Мда. Всё на свете меняется, только не отец Феодосий. Как был лизоблюдом и подхалимом, так и остался. Но хозяйственной хватки у него не отнять. Вот я и решил ещё весной направить его энергию в нужное русло, поставив во главе сельскохозяйственной реформы и снабдив нужными рекомендациями.
— Я смотрю хороший урожай собрали, отец Феодосий, — с усмешкой посмотрел я на архимандрита. — Выполнил ты мой наказ.
— Со всем радением, государь. Со всех деревень посошные уже которых день картоху везут. Все добрый урожай собрали!
— И что, не бунтовал никто? — поинтересовался я, помня нелёгкую судьбу культивации картофеля на Руси в прошлой Истории.
— А чего им бунтовать, если монастырь всем, кто её добре вырастит, недоимки обещал простить? — на лице бывшего отца-эконома появилось выражение вселенской скорби. — Ещё и брюкву в счёт оброка берём. Совсем оскудел монастырь. Но братия не ропщет. На твою милость, царь-батюшка, уповает!
— Не оставлю я братию своей милостью, — всё же не сдержал улыбки я. Всё же жук, этот Феодосий. Потратился по приказу отца Иакова, а компенсировать убытки с меня хочет. — И тебя своей милостью тоже не оставлю.
— А ещё, государь, — сразу воодушевился настоятель. В случае успеха реформы и повсеместного внедрения картофеля и брюквы в крестьянский обиход, ему был обещан в будущем епископский посох. — Монахи слух пустили, что та картоха для царского стола выращивается. Потому и учёт такой строгий. Разве что для нужд монастыря немного припрячем. Ну, и рассказывают «по секрету», как сей плод правильно готовить.
— Добре, — кивнул я, окончательно уверившись, что процесс внедрения «народного» овоща находится в надёжных руках. Урожайность картохи крестьяне уже наверняка оценили. Осталось на вкус распробовать. — Вели отправить один мешок в дом воеводы да пусть кто-нибудь из братии объяснит, как её готовить, — я сглотнул, предвкушая, как попробую давно забытое лакомство. — Потом её ко мне на стол на пиру подадут.
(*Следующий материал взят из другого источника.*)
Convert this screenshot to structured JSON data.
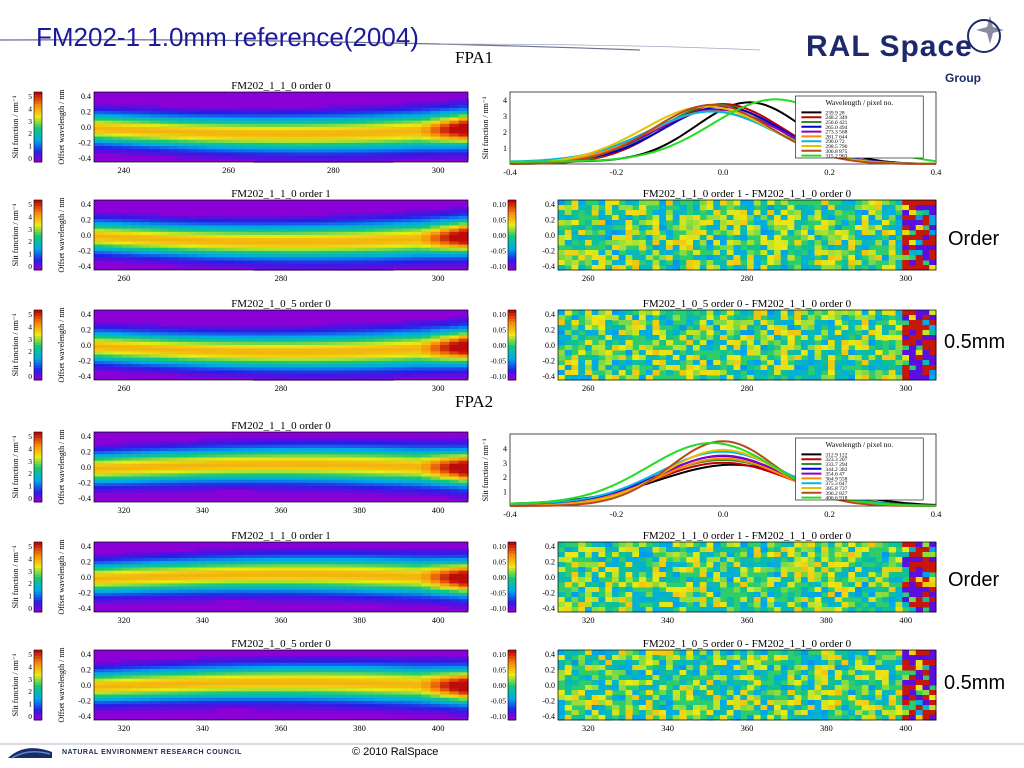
{
  "slide": {
    "title": "FM202-1 1.0mm reference(2004)",
    "copyright": "© 2010 RalSpace",
    "nerc": "NATURAL ENVIRONMENT RESEARCH COUNCIL",
    "logo_main": "RAL Space",
    "logo_sub": "Group"
  },
  "sections": {
    "fpa1": "FPA1",
    "fpa2": "FPA2"
  },
  "side_labels": [
    "Order",
    "0.5mm",
    "Order",
    "0.5mm"
  ],
  "colors": {
    "title": "#1a1a9a",
    "logo": "#1c2a6b",
    "background": "#8c00d8"
  },
  "chart_data": [
    {
      "type": "heatmap",
      "title": "FM202_1_1_0 order 0",
      "xticks": [
        "240",
        "260",
        "280",
        "300"
      ],
      "yticks": [
        "0.4",
        "0.2",
        "0.0",
        "-0.2",
        "-0.4"
      ],
      "ylabel": "Offset wavelength / nm",
      "colorbar_label": "Slit function / nm⁻¹",
      "colorbar_ticks": [
        "5",
        "4",
        "3",
        "2",
        "1",
        "0"
      ]
    },
    {
      "type": "heatmap",
      "title": "FM202_1_1_0 order 1",
      "xticks": [
        "260",
        "280",
        "300"
      ],
      "yticks": [
        "0.4",
        "0.2",
        "0.0",
        "-0.2",
        "-0.4"
      ],
      "ylabel": "Offset wavelength / nm",
      "colorbar_label": "Slit function / nm⁻¹",
      "colorbar_ticks": [
        "5",
        "4",
        "3",
        "2",
        "1",
        "0"
      ]
    },
    {
      "type": "heatmap",
      "title": "FM202_1_0_5 order 0",
      "xticks": [
        "260",
        "280",
        "300"
      ],
      "yticks": [
        "0.4",
        "0.2",
        "0.0",
        "-0.2",
        "-0.4"
      ],
      "ylabel": "Offset wavelength / nm",
      "colorbar_label": "Slit function / nm⁻¹",
      "colorbar_ticks": [
        "5",
        "4",
        "3",
        "2",
        "1",
        "0"
      ]
    },
    {
      "type": "heatmap",
      "title": "FM202_1_1_0 order 0",
      "xticks": [
        "320",
        "340",
        "360",
        "380",
        "400"
      ],
      "yticks": [
        "0.4",
        "0.2",
        "0.0",
        "-0.2",
        "-0.4"
      ],
      "ylabel": "Offset wavelength / nm",
      "colorbar_label": "Slit function / nm⁻¹",
      "colorbar_ticks": [
        "5",
        "4",
        "3",
        "2",
        "1",
        "0"
      ]
    },
    {
      "type": "heatmap",
      "title": "FM202_1_1_0 order 1",
      "xticks": [
        "320",
        "340",
        "360",
        "380",
        "400"
      ],
      "yticks": [
        "0.4",
        "0.2",
        "0.0",
        "-0.2",
        "-0.4"
      ],
      "ylabel": "Offset wavelength / nm",
      "colorbar_label": "Slit function / nm⁻¹",
      "colorbar_ticks": [
        "5",
        "4",
        "3",
        "2",
        "1",
        "0"
      ]
    },
    {
      "type": "heatmap",
      "title": "FM202_1_0_5 order 0",
      "xticks": [
        "320",
        "340",
        "360",
        "380",
        "400"
      ],
      "yticks": [
        "0.4",
        "0.2",
        "0.0",
        "-0.2",
        "-0.4"
      ],
      "ylabel": "Offset wavelength / nm",
      "colorbar_label": "Slit function / nm⁻¹",
      "colorbar_ticks": [
        "5",
        "4",
        "3",
        "2",
        "1",
        "0"
      ]
    },
    {
      "type": "heatmap",
      "title": "FM202_1_1_0 order 1 - FM202_1_1_0 order 0",
      "xticks": [
        "260",
        "280",
        "300"
      ],
      "yticks": [
        "0.4",
        "0.2",
        "0.0",
        "-0.2",
        "-0.4"
      ],
      "colorbar_ticks": [
        "0.10",
        "0.05",
        "0.00",
        "-0.05",
        "-0.10"
      ]
    },
    {
      "type": "heatmap",
      "title": "FM202_1_0_5 order 0 - FM202_1_1_0 order 0",
      "xticks": [
        "260",
        "280",
        "300"
      ],
      "yticks": [
        "0.4",
        "0.2",
        "0.0",
        "-0.2",
        "-0.4"
      ],
      "colorbar_ticks": [
        "0.10",
        "0.05",
        "0.00",
        "-0.05",
        "-0.10"
      ]
    },
    {
      "type": "heatmap",
      "title": "FM202_1_1_0 order 1 - FM202_1_1_0 order 0",
      "xticks": [
        "320",
        "340",
        "360",
        "380",
        "400"
      ],
      "yticks": [
        "0.4",
        "0.2",
        "0.0",
        "-0.2",
        "-0.4"
      ],
      "colorbar_ticks": [
        "0.10",
        "0.05",
        "0.00",
        "-0.05",
        "-0.10"
      ]
    },
    {
      "type": "heatmap",
      "title": "FM202_1_0_5 order 0 - FM202_1_1_0 order 0",
      "xticks": [
        "320",
        "340",
        "360",
        "380",
        "400"
      ],
      "yticks": [
        "0.4",
        "0.2",
        "0.0",
        "-0.2",
        "-0.4"
      ],
      "colorbar_ticks": [
        "0.10",
        "0.05",
        "0.00",
        "-0.05",
        "-0.10"
      ]
    },
    {
      "type": "line",
      "ylabel": "Slit function / nm⁻¹",
      "xlim": [
        -0.4,
        0.4
      ],
      "ylim": [
        0,
        4.5
      ],
      "xticks": [
        "-0.4",
        "-0.2",
        "0.0",
        "0.2",
        "0.4"
      ],
      "yticks": [
        "1",
        "2",
        "3",
        "4"
      ],
      "legend_title": "Wavelength / pixel no.",
      "series": [
        {
          "name": "239.9 28",
          "color": "#000000",
          "center": 0.05,
          "width": 0.1,
          "peak": 3.8
        },
        {
          "name": "248.2 349",
          "color": "#c00000",
          "center": 0.0,
          "width": 0.11,
          "peak": 3.75
        },
        {
          "name": "256.6 421",
          "color": "#2e8b2e",
          "center": -0.01,
          "width": 0.11,
          "peak": 3.7
        },
        {
          "name": "265.0 494",
          "color": "#0000cc",
          "center": 0.0,
          "width": 0.11,
          "peak": 3.5
        },
        {
          "name": "273.3 568",
          "color": "#8800cc",
          "center": -0.01,
          "width": 0.12,
          "peak": 3.4
        },
        {
          "name": "281.7 644",
          "color": "#ff8800",
          "center": -0.02,
          "width": 0.12,
          "peak": 3.3
        },
        {
          "name": "290.0 72",
          "color": "#00b8e0",
          "center": -0.02,
          "width": 0.12,
          "peak": 3.2
        },
        {
          "name": "298.5 796",
          "color": "#e8c000",
          "center": -0.03,
          "width": 0.12,
          "peak": 3.6
        },
        {
          "name": "306.8 875",
          "color": "#b84820",
          "center": -0.02,
          "width": 0.11,
          "peak": 3.7
        },
        {
          "name": "315.2 963",
          "color": "#22dd22",
          "center": 0.1,
          "width": 0.12,
          "peak": 4.0
        }
      ]
    },
    {
      "type": "line",
      "ylabel": "Slit function / nm⁻¹",
      "xlim": [
        -0.4,
        0.4
      ],
      "ylim": [
        0,
        5
      ],
      "xticks": [
        "-0.4",
        "-0.2",
        "0.0",
        "0.2",
        "0.4"
      ],
      "yticks": [
        "1",
        "2",
        "3",
        "4"
      ],
      "legend_title": "Wavelength / pixel no.",
      "series": [
        {
          "name": "312.9 122",
          "color": "#000000",
          "center": 0.02,
          "width": 0.14,
          "peak": 2.8
        },
        {
          "name": "323.3 207",
          "color": "#c00000",
          "center": 0.0,
          "width": 0.13,
          "peak": 3.0
        },
        {
          "name": "333.7 294",
          "color": "#2e8b2e",
          "center": 0.0,
          "width": 0.13,
          "peak": 3.2
        },
        {
          "name": "344.2 382",
          "color": "#0000cc",
          "center": 0.0,
          "width": 0.12,
          "peak": 3.4
        },
        {
          "name": "354.6 47",
          "color": "#8800cc",
          "center": 0.0,
          "width": 0.12,
          "peak": 3.5
        },
        {
          "name": "364.9 558",
          "color": "#ff8800",
          "center": 0.0,
          "width": 0.12,
          "peak": 3.3
        },
        {
          "name": "375.3 647",
          "color": "#00b8e0",
          "center": 0.0,
          "width": 0.12,
          "peak": 3.7
        },
        {
          "name": "385.8 737",
          "color": "#e8c000",
          "center": 0.0,
          "width": 0.11,
          "peak": 3.9
        },
        {
          "name": "396.2 827",
          "color": "#b84820",
          "center": 0.0,
          "width": 0.1,
          "peak": 4.5
        },
        {
          "name": "406.6 918",
          "color": "#22dd22",
          "center": -0.02,
          "width": 0.12,
          "peak": 4.3
        }
      ]
    }
  ]
}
— Как прикажешь, государь.
Добравшись до выделенных мне покоев, наконец-то переоделся, сняв с себя порядком промокшую одежду, выпил горячего сбитня, задумался к кому заглянуть в первую очередь; к Ксении или патриарху? Внутри встрепенулся настоящий Фёдор, настойчиво потянув в сторону сестры. Нет, прости друже, но в первую очередь дело. Узнаю новости, потом остаток дня с сестрой проведу.
Патриарх меня уже ждал. Молча кивнул на лавку стоящую рядом с окном, зябко протянул руки к растопленной печи.
— Стар я уже стал, Фёдор, — пожаловался он мне. — Силы уже не те. Скоро Господь к себе призовёт.